De iure condendo, pertanto, l’Autrice formula l’auspicio che il legislatore recuperi l’originaria intenzione espressa con la legge delega n. 136 del 2010 che diede abbrivio alla redazione del Codice Antimafia, di un completo riordino della normativa in tema di contrasto alla criminalità mafiosa, al fine di pervenire ad una razionalizzazione di questo complesso corpus legislativo e ad un più efficiente coordinamento tra le varie misure offerte dal sistema: auspicio che, al termine della lettura di questo libro – equilibrato, rigoroso e ben documentato – il lettore non può che pienamente condividere.

 

 

[1] I due principali pregi del libro – chiarezza espositiva e sistematicità espositiva – sono stati sottolineati anche dal Procuratore della Repubblica presso il Tribunale di Palermo, Dott. Maurizio De Lucia, nel suo intervento su “La contiguità mafiosa: strumenti giuridici per individuarla e reprimerla”, reso in occasione della cerimonia di consegna del “Premio in memoria di Gabriele Minì” presso l’Università degli Studi di Milano, 10 maggio 2023.

[2] Così l’Autrice definisce il fenomeno della contiguità mafiosa nell’esordio del suo lavoro.

[3] I. Sales, Storia dell’Italia mafiosa. Perché  le mafie hanno avuto successo, Soveria Mannelli, 2015, 14.
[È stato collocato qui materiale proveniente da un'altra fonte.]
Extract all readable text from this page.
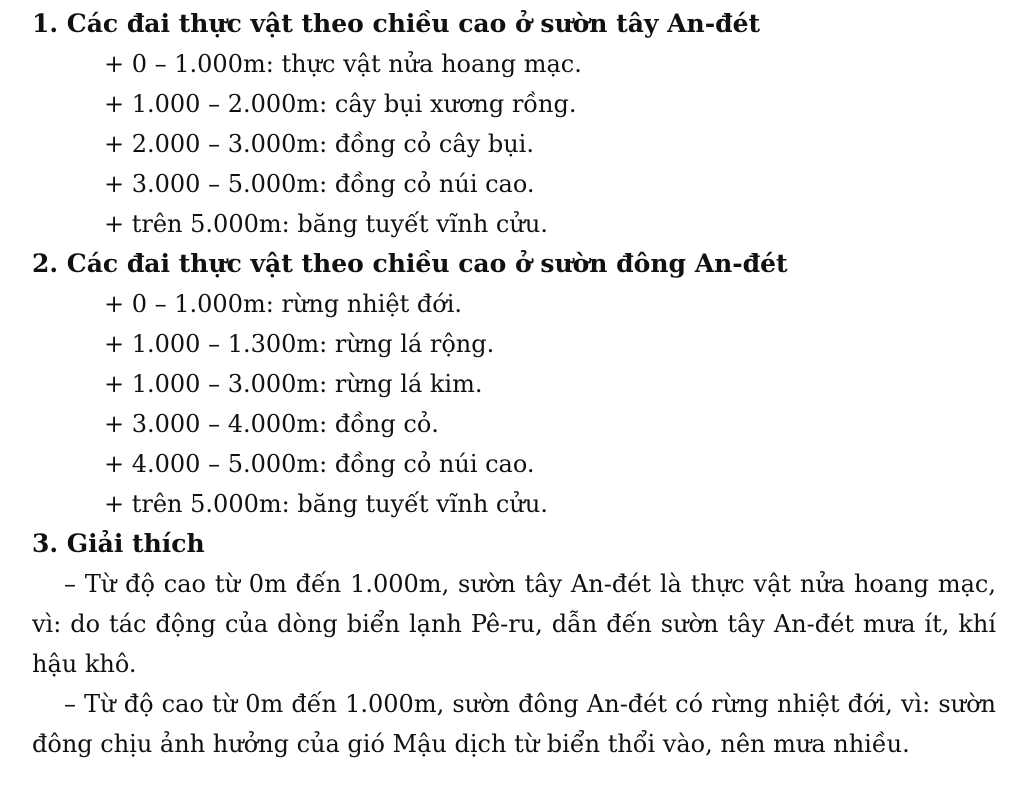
1. Các đai thực vật theo chiều cao ở sườn tây An-đét
+ 0 – 1.000m: thực vật nửa hoang mạc.
+ 1.000 – 2.000m: cây bụi xương rồng.
+ 2.000 – 3.000m: đồng cỏ cây bụi.
+ 3.000 – 5.000m: đồng cỏ núi cao.
+ trên 5.000m: băng tuyết vĩnh cửu.
2. Các đai thực vật theo chiều cao ở sườn đông An-đét
+ 0 – 1.000m: rừng nhiệt đới.
+ 1.000 – 1.300m: rừng lá rộng.
+ 1.000 – 3.000m: rừng lá kim.
+ 3.000 – 4.000m: đồng cỏ.
+ 4.000 – 5.000m: đồng cỏ núi cao.
+ trên 5.000m: băng tuyết vĩnh cửu.
3. Giải thích

– Từ độ cao từ 0m đến 1.000m, sườn tây An-đét là thực vật nửa hoang mạc, vì: do tác động của dòng biển lạnh Pê-ru, dẫn đến sườn tây An-đét mưa ít, khí hậu khô.

– Từ độ cao từ 0m đến 1.000m, sườn đông An-đét có rừng nhiệt đới, vì: sườn đông chịu ảnh hưởng của gió Mậu dịch từ biển thổi vào, nên mưa nhiều.
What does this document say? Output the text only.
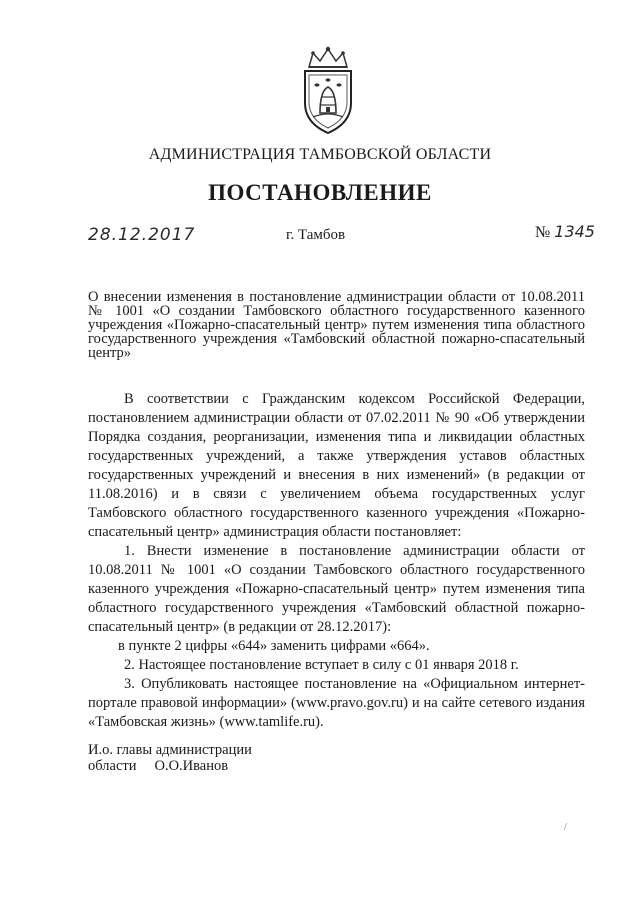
АДМИНИСТРАЦИЯ ТАМБОВСКОЙ ОБЛАСТИ
ПОСТАНОВЛЕНИЕ
28.12.2017	г. Тамбов	№ 1345
О внесении изменения в постановление администрации области от 10.08.2011 № 1001 «О создании Тамбовского областного государственного казенного учреждения «Пожарно-спасательный центр» путем изменения типа областного государственного учреждения «Тамбовский областной пожарно-спасательный центр»

В соответствии с Гражданским кодексом Российской Федерации, постановлением администрации области от 07.02.2011 № 90 «Об утверждении Порядка создания, реорганизации, изменения типа и ликвидации областных государственных учреждений, а также утверждения уставов областных государственных учреждений и внесения в них изменений» (в редакции от 11.08.2016) и в связи с увеличением объема государственных услуг Тамбовского областного государственного казенного учреждения «Пожарно-спасательный центр» администрация области постановляет:

1. Внести изменение в постановление администрации области от 10.08.2011 № 1001 «О создании Тамбовского областного государственного казенного учреждения «Пожарно-спасательный центр» путем изменения типа областного государственного учреждения «Тамбовский областной пожарно-спасательный центр» (в редакции от 28.12.2017):

в пункте 2 цифры «644» заменить цифрами «664».

2. Настоящее постановление вступает в силу с 01 января 2018 г.

3. Опубликовать настоящее постановление на «Официальном интернет-портале правовой информации» (www.pravo.gov.ru) и на сайте сетевого издания «Тамбовская жизнь» (www.tamlife.ru).

И.о. главы администрации
области О.О.Иванов
/
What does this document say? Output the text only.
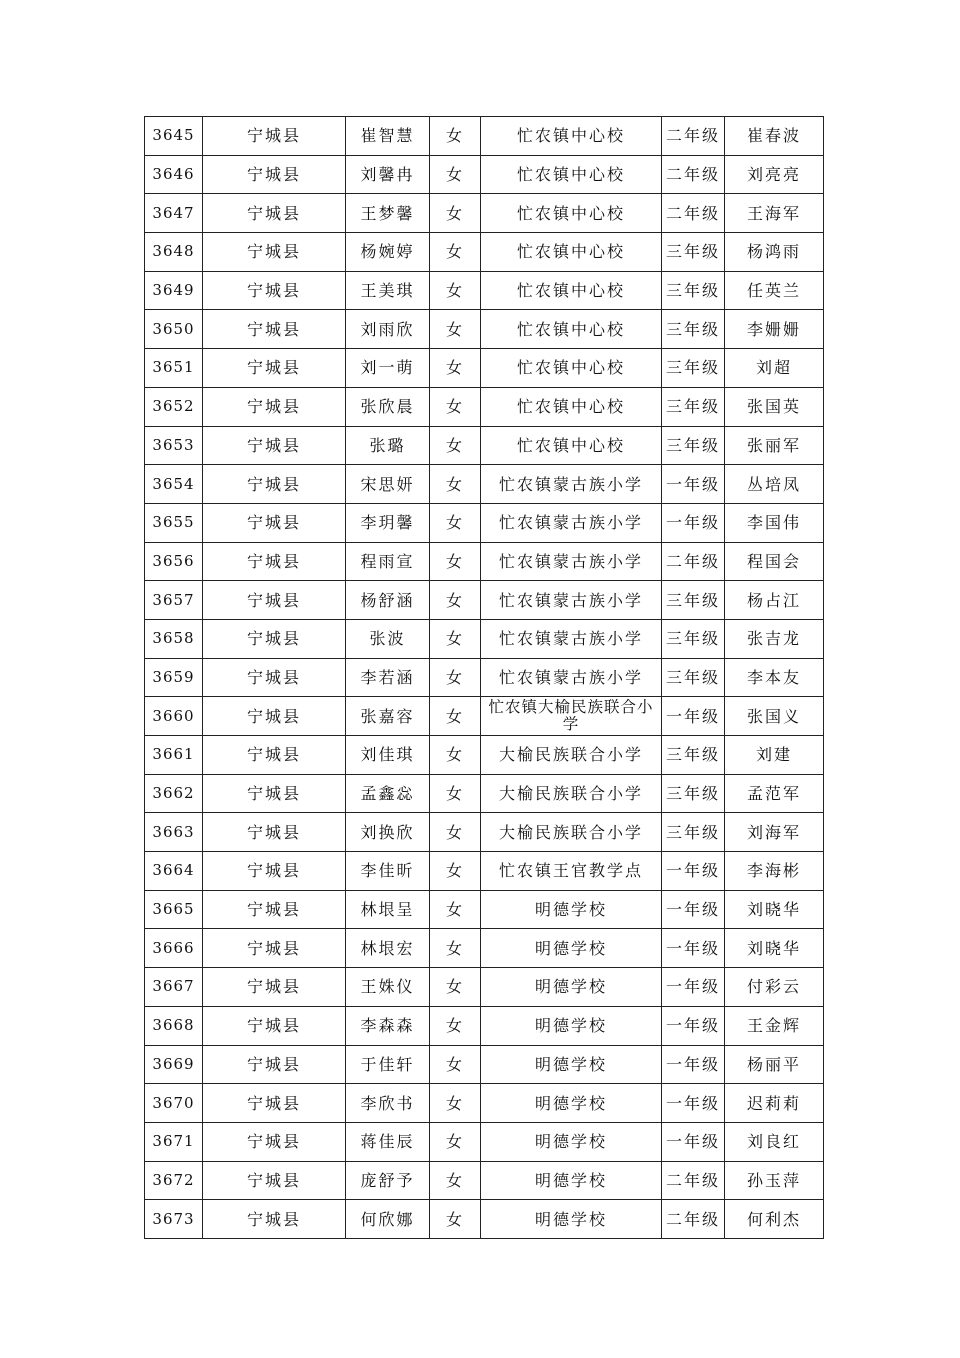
3645	宁城县	崔智慧	女	忙农镇中心校	二年级	崔春波
3646	宁城县	刘馨冉	女	忙农镇中心校	二年级	刘亮亮
3647	宁城县	王梦馨	女	忙农镇中心校	二年级	王海军
3648	宁城县	杨婉婷	女	忙农镇中心校	三年级	杨鸿雨
3649	宁城县	王美琪	女	忙农镇中心校	三年级	任英兰
3650	宁城县	刘雨欣	女	忙农镇中心校	三年级	李姗姗
3651	宁城县	刘一萌	女	忙农镇中心校	三年级	刘超
3652	宁城县	张欣晨	女	忙农镇中心校	三年级	张国英
3653	宁城县	张璐	女	忙农镇中心校	三年级	张丽军
3654	宁城县	宋思妍	女	忙农镇蒙古族小学	一年级	丛培凤
3655	宁城县	李玥馨	女	忙农镇蒙古族小学	一年级	李国伟
3656	宁城县	程雨宣	女	忙农镇蒙古族小学	二年级	程国会
3657	宁城县	杨舒涵	女	忙农镇蒙古族小学	三年级	杨占江
3658	宁城县	张波	女	忙农镇蒙古族小学	三年级	张吉龙
3659	宁城县	李若涵	女	忙农镇蒙古族小学	三年级	李本友
3660	宁城县	张嘉容	女	忙农镇大榆民族联合小学	一年级	张国义
3661	宁城县	刘佳琪	女	大榆民族联合小学	三年级	刘建
3662	宁城县	孟鑫惢	女	大榆民族联合小学	三年级	孟范军
3663	宁城县	刘换欣	女	大榆民族联合小学	三年级	刘海军
3664	宁城县	李佳昕	女	忙农镇王官教学点	一年级	李海彬
3665	宁城县	林垠呈	女	明德学校	一年级	刘晓华
3666	宁城县	林垠宏	女	明德学校	一年级	刘晓华
3667	宁城县	王姝仪	女	明德学校	一年级	付彩云
3668	宁城县	李森森	女	明德学校	一年级	王金辉
3669	宁城县	于佳轩	女	明德学校	一年级	杨丽平
3670	宁城县	李欣书	女	明德学校	一年级	迟莉莉
3671	宁城县	蒋佳辰	女	明德学校	一年级	刘良红
3672	宁城县	庞舒予	女	明德学校	二年级	孙玉萍
3673	宁城县	何欣娜	女	明德学校	二年级	何利杰
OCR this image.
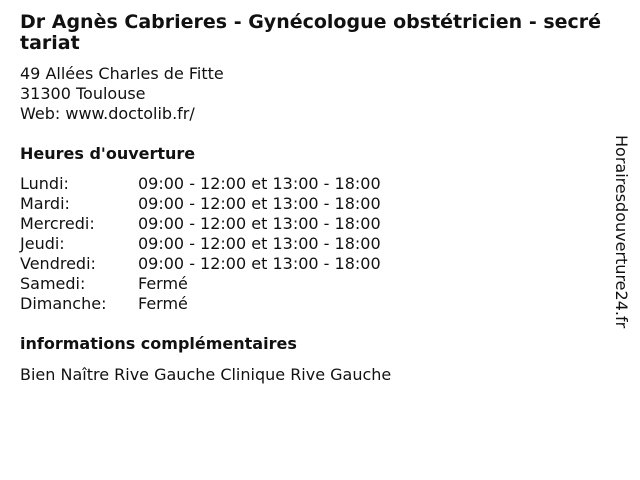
Dr Agnès Cabrieres - Gynécologue obstétricien - secrétariat
49 Allées Charles de Fitte
31300 Toulouse
Web: www.doctolib.fr/
Heures d'ouverture
Lundi:	09:00 - 12:00 et 13:00 - 18:00
Mardi:	09:00 - 12:00 et 13:00 - 18:00
Mercredi:	09:00 - 12:00 et 13:00 - 18:00
Jeudi:	09:00 - 12:00 et 13:00 - 18:00
Vendredi:	09:00 - 12:00 et 13:00 - 18:00
Samedi:	Fermé
Dimanche:	Fermé
informations complémentaires
Bien Naître Rive Gauche Clinique Rive Gauche
Horairesdouverture24.fr
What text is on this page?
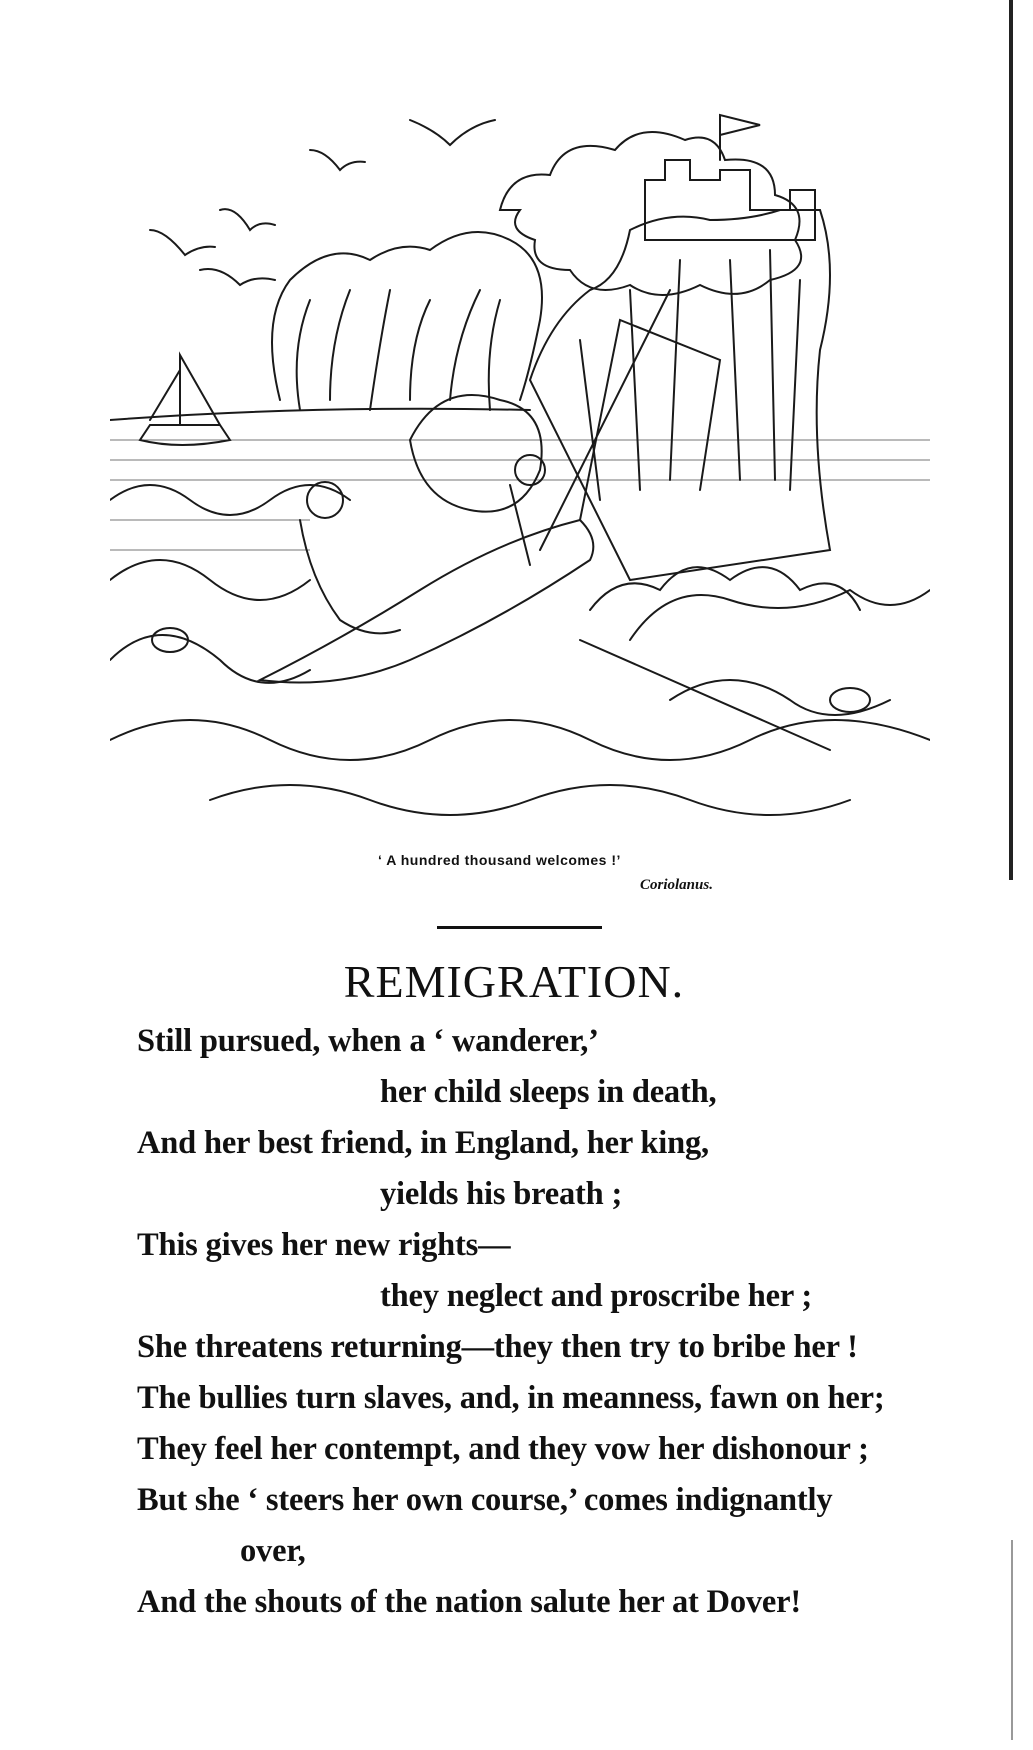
‘ A hundred thousand welcomes !’
Coriolanus.
REMIGRATION.
Still pursued, when a ‘ wanderer,’
her child sleeps in death,
And her best friend, in England, her king,
yields his breath ;
This gives her new rights—
they neglect and proscribe her ;
She threatens returning—they then try to bribe her !
The bullies turn slaves, and, in meanness, fawn on her;
They feel her contempt, and they vow her dishonour ;
But she ‘ steers her own course,’ comes indignantly
over,
And the shouts of the nation salute her at Dover!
[4] In tal senso si muove, del resto, da tempo autorevole dottrina penalistica, la quale sottolinea l’importanza di attingere ad un più ampio patrimonio gnoseologico – rispetto a quello fornito dalle rigide categorie dogmatiche della scienza giuridica – per giungere ad una migliore comprensione del fenomeno mafioso: tra gli altri, v.  Turone G., Il delitto di associazione mafiosa, Milano, 2015, 33; Fiandaca G., Ermeneutica e applicazione giudiziale del diritto penale, in Riv. it. dir. proc. pen., 2001, 358.

[5] In tema di concorso esterno, particolare attenzione viene dedicata dall’Autrice alle seguenti pronunce giurisprudenziali: Cass. sez. Un., 5 ottobre 1994, n. 16, Dimitry; Cass. sez. Un., 30 ottobre 2002, n. 22327, Carnevale; Cass. sez. Un., 12 luglio 2005, n. 33748, Mannino.

[6] Sulla distinzione tra imprenditore colluso e imprenditore vittima, il leading case è costituito da Cass., 11 ottobre 2005, n. 46552, D’Orio.

[7] Un’accurata esplorazione della “zona grigia” è offerta, di recente, dal lavoro di Pellegrini S., L’impresa grigia. Le infiltrazioni mafiose nell’economia legale. Un’indagine sociologico giuridica, Futura, 2022.

[8] Come, invece, sostenuto, ancora in un recente passato, ad esempio da Cass., 30 novembre 2017, n. 54119, Sottile.

[9] Cfr. Cass., Sez. Un., 30 novembre 2017, dep. 4 gennaio 2018, n. 111, Gattuso.